When white silver screen icon Kitty Karr Tate dies and bequeaths her multimillion-dollar estate to the three Black St. John sisters, it prompts questions. A celebrity in her own right, Elise St. John would rather focus on sorting out Kitty's affairs than deal with the press. But what she discovers in one of Kitty's journals rocks her world. The truth behind Kitty's ascent to stardom from her beginnings in the Jim Crow South threatens to expose a web of family ties, debts owed, and debatable crimes that could, with one pull, unravel the all-American fabric of the St. John sisters and those closest to them.
Paul’s debut is a riveting, often heartbreaking tale that explores race, privilege, and celebrity in America through the eyes of a one-of-a-kind character.

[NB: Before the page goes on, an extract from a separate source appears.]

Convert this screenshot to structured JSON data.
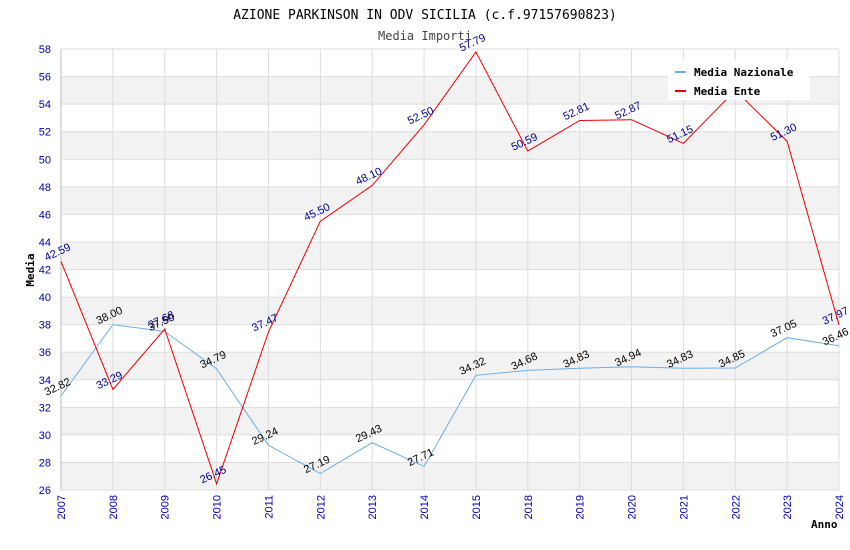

The results of their choices, made in order to succeed and survive in the Hollywood machine, echo for generations throughout Paul’s meandering yet page-turning narrative. Perhaps more poignant are the brave and strategic choices made by prior generations of women determined to secure better lives for their children with no assurances that those choices would be rewarded.
Appealing if overlong ... Though Paul crowds the narrative with far too many underdeveloped characters and makes a few too many implausible plot leaps, she ably describes Kitty’s transformation and unflinchingly details the racism, misogyny, and exploitation Kitty faced as a young woman.